In the journey of solving quadratic equations, the first and crucial step is isolating the variable we want to solve for. Here, our focus is on the variable \( p \). To begin, identify the term that contains this variable—in this case, \( 2p^2 \). The goal is to have \( p^2 \) alone on one side of the equation.

This involves basic arithmetic operations such as addition, subtraction, multiplication, or division. In our exercise, we divide both sides by 2, which is the coefficient of \( p^2 \). This operation effectively isolates \( p^2 \) on the left side:
\[ 84 = p^{2} \]
This step is important because it prepares the equation for further operations, bringing us closer to finding the value of \( p \). Simplifying equations by isolating the variable term is a fundamental skill in algebra.

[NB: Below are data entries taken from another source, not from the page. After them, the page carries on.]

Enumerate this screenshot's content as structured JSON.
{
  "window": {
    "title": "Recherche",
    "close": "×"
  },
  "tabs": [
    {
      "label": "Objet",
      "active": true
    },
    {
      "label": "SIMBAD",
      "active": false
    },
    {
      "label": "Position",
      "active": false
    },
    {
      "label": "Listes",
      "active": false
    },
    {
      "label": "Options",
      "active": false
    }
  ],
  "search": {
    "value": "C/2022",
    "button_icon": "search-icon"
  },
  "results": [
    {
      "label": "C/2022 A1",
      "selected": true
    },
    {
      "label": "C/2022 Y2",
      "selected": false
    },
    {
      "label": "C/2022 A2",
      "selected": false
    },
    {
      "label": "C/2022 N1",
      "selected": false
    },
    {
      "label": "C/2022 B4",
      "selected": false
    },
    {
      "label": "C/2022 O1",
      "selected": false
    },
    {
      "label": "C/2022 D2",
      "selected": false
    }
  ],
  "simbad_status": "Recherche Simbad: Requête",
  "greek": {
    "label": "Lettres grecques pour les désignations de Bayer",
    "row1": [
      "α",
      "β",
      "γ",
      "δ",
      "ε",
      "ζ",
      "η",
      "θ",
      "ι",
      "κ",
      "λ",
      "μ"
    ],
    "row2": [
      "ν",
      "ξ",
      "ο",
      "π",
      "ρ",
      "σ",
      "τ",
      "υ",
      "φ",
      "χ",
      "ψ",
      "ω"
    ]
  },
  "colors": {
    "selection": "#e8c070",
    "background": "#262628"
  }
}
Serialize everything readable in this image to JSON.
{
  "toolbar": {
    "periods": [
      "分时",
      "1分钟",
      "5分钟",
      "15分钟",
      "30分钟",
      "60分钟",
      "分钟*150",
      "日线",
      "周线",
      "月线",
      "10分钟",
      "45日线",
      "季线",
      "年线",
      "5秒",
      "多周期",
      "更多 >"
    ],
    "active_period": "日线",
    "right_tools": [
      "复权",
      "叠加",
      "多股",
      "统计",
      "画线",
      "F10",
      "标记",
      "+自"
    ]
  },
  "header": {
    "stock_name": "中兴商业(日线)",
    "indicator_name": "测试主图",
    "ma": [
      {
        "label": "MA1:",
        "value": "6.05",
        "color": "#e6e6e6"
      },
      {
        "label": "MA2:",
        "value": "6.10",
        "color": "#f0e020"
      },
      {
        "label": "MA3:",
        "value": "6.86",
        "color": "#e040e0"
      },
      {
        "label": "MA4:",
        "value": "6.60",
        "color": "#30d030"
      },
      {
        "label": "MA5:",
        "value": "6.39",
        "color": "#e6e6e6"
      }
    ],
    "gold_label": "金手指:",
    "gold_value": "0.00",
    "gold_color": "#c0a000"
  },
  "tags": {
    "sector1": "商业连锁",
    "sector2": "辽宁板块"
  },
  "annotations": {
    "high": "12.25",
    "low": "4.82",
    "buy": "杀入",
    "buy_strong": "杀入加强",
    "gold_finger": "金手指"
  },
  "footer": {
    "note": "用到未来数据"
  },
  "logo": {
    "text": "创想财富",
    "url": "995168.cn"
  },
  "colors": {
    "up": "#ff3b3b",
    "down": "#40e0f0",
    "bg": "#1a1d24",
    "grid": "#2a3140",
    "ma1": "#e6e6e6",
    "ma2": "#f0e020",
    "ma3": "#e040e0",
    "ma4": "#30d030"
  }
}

After isolating the variable, the next logical step is to solve for \( p \) using the square root method. This method involves taking the square root of both sides of the equation to solve for the variable.

For the equation \( 84 = p^2 \), you take the square root of both sides to find \( p \):
\[ p = \pm \sqrt{84} \]
It's crucial to remember that when you deal with quadratic equations, each square root solution includes both its positive and negative values. Thus, you get two possible solutions for \( p \):

• \( p = +\sqrt{84} \)
• \( p = -\sqrt{84} \)

The square root method is a particularly straightforward approach in these situations and helps to find the potential roots of quadratic equations efficiently.

After finding the possible values of \( p \) using the square root, it's essential to express the result practically, often by rounding. Here, we need to round to the nearest tenth.

You begin by calculating \( \sqrt{84} \) with a calculator, which results in approximately 9.165.
Now, focusing on the decimal part, you round 9.165 to the nearest tenth. This means evaluating the hundreds place (the second digit after the decimal):

• If it's 5 or more, round up.
• If it's less than 5, keep the tenths digit the same.

Since 9.165 rounds up due to the 6 in the hundredths, \( p \) becomes approximately \( 9.2 \).

Thus, the rounded solutions for \( p \) are:

• \( p \approx +9.2 \)
• \( p \approx -9.2 \)

Rounding ensures that answers are presented in a readable, standardized format.